From the heat transfer model, it is evident that the cooling rate of particles depends largely on the alloy in terms of density, specific heat, and melting temperature. In addition, in the case of the centrifugal atomization process, in particular, the cooling rate also depends on the size of the particle in trajectory, the initial velocity of the particle, and the properties of the gas. In this sense, by varying the properties of the gas for a specific alloy, and for a known initial velocity provided by the disk speed, the heat transfer process gives different results for the cooling rate of the particles.

The proposed approach does not consider the effect of radiation, which in cases of high melt temperature alloys, its contribution is significant. Additionally, for simplicity, the model considers just one particle solidifying at a time with no interaction with each other, which otherwise would contribute to a local temperature increase resulting in a lower cooling rate. Finally, the use of a Mullis semi-empirical relationship is applicable to Al-4%Cu alloys. Although these limitations arise, this work suggests further advances in terms of modelling the solidification process in the centrifugal atomization process.

4.5. Thermal Evolution of the Atomized Particles

Figure 8 shows the temperature profile for a 60 µm and 137 µm droplet atomized in the Ar and He atmosphere, with a melt superheat temperature of 250 K computed using Case 2 in the mathematical model. It can be seen that the temperature decreases rapidly with changing the gas composition from Ar to He. For a 60 µm particle atomized in an Ar atmosphere, it takes 8.7 × 10⁻³ s to completely solidify, whereas, for the same particle size atomized in a He atmosphere, it takes 1.6 × 10⁻³ s to solidify.
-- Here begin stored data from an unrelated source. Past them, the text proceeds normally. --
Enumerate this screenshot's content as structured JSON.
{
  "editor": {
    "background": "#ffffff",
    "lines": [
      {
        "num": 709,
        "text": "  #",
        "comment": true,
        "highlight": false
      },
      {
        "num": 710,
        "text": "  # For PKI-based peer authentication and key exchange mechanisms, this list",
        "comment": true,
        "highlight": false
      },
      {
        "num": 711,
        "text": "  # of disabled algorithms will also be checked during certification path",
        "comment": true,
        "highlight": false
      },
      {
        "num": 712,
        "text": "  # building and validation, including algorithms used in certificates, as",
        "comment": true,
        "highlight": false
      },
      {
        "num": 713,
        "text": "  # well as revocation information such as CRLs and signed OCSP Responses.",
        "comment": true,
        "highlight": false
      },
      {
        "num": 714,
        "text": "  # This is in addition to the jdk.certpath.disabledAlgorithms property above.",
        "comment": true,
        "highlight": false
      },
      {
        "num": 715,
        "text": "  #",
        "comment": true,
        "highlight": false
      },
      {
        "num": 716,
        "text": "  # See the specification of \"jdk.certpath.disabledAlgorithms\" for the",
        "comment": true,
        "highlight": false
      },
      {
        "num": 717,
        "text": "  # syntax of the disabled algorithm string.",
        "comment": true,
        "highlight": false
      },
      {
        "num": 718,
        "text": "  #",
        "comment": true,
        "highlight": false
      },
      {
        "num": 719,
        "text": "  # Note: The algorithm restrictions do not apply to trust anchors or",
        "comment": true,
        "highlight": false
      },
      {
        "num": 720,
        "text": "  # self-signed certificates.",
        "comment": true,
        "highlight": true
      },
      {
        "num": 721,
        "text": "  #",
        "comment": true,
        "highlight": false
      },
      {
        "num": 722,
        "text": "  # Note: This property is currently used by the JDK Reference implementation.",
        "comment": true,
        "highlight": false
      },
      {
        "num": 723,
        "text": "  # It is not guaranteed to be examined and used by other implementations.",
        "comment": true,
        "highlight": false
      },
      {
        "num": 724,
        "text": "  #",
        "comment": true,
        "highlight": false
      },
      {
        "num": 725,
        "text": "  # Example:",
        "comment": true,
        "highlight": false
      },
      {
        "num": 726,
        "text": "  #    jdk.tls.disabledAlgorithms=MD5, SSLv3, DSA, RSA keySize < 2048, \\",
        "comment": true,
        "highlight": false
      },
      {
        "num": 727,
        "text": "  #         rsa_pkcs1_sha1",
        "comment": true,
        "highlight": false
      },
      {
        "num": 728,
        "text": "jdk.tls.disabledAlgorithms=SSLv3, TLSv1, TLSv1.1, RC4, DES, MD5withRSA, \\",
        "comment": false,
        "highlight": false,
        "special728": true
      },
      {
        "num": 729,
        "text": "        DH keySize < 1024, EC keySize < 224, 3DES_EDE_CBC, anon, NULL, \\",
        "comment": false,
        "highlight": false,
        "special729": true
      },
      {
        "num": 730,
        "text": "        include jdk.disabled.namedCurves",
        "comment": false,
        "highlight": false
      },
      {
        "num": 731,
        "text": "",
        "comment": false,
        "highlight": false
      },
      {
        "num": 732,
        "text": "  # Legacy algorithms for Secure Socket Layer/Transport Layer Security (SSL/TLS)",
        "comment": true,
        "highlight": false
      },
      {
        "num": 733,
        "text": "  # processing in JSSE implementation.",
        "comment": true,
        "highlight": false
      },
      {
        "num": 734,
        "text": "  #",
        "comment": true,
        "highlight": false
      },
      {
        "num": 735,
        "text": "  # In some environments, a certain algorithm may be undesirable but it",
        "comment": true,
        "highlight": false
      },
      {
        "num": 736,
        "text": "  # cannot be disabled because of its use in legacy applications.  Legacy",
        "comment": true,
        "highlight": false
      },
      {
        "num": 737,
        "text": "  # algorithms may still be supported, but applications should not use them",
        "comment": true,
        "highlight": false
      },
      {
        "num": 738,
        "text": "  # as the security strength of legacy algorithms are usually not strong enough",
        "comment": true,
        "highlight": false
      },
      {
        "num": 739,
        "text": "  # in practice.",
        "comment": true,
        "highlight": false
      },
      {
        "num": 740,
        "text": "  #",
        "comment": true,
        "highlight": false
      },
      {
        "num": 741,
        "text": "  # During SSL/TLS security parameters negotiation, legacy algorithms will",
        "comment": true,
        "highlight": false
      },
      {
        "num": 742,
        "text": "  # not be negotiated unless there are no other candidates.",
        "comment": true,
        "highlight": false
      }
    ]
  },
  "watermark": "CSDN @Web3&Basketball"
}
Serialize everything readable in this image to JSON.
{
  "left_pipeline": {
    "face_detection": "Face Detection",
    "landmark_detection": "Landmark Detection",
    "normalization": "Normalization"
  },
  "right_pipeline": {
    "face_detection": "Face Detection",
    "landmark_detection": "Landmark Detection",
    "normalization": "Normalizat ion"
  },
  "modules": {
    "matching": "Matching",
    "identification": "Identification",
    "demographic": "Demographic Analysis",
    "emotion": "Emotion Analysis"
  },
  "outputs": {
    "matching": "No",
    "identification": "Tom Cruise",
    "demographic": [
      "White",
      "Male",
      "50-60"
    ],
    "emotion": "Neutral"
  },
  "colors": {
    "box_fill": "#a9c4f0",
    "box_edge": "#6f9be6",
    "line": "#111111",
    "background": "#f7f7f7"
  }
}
Therefore, for the same particle size, solidification occurs earlier in a He atmosphere, meaning that the solidification of droplets occurs in a nearer position of the atomization disc than in an Ar atmosphere.

Moreover, Figure 8 shows that droplet temperature decreases faster with decreasing powder size from 137 to 60 µm within the same gas composition. For example, particles of 60 µm atomized in He atmosphere take 3.7 × 10⁻⁴ s, while particles of 137 µm atomized in the same atmosphere take 6.07 × 10⁻³ s to completely solidify, increasing one order of magnitude. These results confirm that while the gas composition is effective in influencing the cooling rate of the atomized particles, the cooling rate has a strong dependence on droplet size.

5. Conclusions

A mathematical model was employed to describe the thermal behavior of Al-4%Cu centrifugally atomized particles coupled with the characterization of the powder by the Secondary Dendrite Arm Spacing method. This contribution discusses the effect of the temperature-dependent thermophysical properties of the gas evaluated at different conditions.
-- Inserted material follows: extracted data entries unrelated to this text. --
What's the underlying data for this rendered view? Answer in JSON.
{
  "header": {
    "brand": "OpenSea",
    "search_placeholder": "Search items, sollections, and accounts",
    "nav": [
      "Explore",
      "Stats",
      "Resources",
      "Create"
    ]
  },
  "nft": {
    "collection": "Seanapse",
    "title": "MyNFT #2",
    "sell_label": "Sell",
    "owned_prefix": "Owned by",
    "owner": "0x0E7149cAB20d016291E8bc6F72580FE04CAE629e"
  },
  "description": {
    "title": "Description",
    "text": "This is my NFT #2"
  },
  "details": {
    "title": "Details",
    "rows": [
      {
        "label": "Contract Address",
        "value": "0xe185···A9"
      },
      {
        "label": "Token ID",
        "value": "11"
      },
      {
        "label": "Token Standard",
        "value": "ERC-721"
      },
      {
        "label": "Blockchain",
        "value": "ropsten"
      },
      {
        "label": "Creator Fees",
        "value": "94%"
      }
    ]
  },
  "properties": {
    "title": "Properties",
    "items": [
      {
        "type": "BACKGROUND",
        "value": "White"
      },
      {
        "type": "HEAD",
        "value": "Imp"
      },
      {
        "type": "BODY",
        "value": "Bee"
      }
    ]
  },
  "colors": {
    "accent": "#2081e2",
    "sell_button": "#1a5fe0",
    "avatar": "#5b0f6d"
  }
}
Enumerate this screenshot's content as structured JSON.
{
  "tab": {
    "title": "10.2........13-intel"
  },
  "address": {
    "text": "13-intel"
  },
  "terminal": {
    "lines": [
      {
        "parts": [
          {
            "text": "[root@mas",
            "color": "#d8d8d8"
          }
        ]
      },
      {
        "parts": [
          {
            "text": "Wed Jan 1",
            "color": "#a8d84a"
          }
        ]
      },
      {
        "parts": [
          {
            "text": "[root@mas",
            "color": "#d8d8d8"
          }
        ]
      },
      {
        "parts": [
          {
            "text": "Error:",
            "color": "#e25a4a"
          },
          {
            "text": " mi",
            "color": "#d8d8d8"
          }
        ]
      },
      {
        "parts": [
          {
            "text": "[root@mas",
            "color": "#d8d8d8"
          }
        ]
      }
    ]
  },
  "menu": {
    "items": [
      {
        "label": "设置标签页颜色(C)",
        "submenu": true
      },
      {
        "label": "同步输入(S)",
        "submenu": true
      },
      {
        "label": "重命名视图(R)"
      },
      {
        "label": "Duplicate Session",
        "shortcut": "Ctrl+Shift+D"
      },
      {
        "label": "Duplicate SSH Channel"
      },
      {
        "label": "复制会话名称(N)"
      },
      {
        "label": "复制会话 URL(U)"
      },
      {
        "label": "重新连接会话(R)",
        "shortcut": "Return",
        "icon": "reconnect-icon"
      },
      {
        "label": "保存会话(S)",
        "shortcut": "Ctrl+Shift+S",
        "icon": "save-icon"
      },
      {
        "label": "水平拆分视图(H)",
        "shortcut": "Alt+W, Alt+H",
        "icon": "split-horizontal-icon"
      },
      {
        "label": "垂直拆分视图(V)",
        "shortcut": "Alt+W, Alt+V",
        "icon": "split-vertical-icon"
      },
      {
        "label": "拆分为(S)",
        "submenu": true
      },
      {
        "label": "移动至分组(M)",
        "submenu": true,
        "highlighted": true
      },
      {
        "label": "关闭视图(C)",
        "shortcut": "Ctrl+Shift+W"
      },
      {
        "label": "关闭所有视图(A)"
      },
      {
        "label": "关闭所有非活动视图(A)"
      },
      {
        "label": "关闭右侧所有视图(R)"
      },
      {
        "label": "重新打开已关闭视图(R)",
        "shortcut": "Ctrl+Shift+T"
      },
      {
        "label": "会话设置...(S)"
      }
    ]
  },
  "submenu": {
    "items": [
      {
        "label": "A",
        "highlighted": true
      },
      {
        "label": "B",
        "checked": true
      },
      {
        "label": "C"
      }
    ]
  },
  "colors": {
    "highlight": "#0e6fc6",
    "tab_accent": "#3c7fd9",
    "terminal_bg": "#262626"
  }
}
To calculate cooling rates to be consistent with those determined experimentally by the semi-empirical model proposed by Mullis correlation, the gas thermal conductivity k_g requires the evaluation of the thermal conductivity of the gas at the film temperature T_f, which accounts for the fast-surrounding gas renovation when the particle is expelled from the disk.

From the SDAS measurements, the cooling rate was calculated to be from 10⁴ to 10⁵ Ks⁻¹ for particles atomized in a He atmosphere and from 10³ to 10⁴ Ks⁻¹ for particles atomized in an Ar atmosphere, where He provides the highest rates of heat transfer compared to Ar due to its higher thermal conductivity.
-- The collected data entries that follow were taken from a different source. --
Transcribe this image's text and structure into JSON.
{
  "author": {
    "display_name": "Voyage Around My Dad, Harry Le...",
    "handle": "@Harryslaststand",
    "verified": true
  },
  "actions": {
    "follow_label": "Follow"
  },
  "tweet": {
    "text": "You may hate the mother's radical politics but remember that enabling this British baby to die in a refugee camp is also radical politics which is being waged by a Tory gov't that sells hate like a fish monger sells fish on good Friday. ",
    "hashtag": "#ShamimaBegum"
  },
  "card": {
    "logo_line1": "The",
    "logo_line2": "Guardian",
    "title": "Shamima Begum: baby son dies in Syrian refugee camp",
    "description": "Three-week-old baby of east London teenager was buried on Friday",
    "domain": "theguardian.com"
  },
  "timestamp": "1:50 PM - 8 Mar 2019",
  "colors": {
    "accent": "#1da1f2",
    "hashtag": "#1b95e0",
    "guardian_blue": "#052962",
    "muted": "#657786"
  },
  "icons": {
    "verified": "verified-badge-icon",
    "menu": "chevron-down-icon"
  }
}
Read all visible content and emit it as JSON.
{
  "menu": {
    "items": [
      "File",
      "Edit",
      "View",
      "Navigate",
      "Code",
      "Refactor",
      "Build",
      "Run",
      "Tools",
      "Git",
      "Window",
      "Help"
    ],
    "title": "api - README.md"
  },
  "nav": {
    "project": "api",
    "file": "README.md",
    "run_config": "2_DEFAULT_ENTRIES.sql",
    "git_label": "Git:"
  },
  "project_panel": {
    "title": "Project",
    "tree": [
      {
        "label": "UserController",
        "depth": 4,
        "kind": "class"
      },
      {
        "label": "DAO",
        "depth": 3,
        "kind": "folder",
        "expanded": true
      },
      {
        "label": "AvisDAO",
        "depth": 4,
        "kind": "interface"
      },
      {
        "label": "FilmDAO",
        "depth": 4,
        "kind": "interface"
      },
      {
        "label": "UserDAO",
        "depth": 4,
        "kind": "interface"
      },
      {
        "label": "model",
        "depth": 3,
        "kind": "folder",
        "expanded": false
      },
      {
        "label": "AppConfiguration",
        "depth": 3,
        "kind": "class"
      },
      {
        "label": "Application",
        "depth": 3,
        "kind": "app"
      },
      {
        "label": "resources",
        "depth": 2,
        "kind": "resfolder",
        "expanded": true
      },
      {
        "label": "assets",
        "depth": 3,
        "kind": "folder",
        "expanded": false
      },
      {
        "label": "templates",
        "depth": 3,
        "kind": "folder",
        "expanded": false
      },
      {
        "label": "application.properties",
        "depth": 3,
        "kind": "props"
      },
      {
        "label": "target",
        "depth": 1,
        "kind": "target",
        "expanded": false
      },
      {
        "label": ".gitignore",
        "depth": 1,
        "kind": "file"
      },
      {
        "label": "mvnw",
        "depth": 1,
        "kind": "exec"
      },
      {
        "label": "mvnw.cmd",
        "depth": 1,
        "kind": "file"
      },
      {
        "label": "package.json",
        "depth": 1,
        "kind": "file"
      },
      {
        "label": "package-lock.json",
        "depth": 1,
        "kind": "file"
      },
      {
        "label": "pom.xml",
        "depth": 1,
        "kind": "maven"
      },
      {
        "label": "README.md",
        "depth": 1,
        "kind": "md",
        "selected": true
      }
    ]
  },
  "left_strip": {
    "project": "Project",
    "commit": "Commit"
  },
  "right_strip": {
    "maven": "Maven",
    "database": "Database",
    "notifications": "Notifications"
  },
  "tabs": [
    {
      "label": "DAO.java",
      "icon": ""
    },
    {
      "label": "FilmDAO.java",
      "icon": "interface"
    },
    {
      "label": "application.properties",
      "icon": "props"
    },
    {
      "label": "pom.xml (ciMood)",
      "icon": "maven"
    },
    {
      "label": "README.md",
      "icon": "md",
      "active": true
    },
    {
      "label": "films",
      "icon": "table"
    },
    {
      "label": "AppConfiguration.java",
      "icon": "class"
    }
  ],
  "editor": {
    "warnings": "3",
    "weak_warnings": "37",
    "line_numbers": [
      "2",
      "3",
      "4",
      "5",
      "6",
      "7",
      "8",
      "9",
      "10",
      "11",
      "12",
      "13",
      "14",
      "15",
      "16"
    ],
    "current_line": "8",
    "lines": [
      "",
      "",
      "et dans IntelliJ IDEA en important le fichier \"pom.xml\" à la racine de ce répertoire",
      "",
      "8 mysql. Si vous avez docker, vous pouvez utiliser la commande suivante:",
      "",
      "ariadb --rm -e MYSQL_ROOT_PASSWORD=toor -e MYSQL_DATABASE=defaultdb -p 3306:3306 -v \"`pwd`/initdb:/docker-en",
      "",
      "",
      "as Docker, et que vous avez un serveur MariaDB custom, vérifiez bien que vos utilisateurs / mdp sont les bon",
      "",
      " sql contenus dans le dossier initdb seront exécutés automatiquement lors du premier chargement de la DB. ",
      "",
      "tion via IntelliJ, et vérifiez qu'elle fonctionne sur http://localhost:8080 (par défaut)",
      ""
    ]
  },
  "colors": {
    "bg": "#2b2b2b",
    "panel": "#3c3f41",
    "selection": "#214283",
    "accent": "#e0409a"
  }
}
The realization of the full potential of centrifugal atomization is limited by the lack of in-depth scientific understanding of the process. Therefore, and since the process of droplet solidification during flight is not available experimentally, this study offers new insights into the scientific knowledge in this field in order to improve the process in terms of the predictability of the resulting powder atomized by the centrifugal atomization process.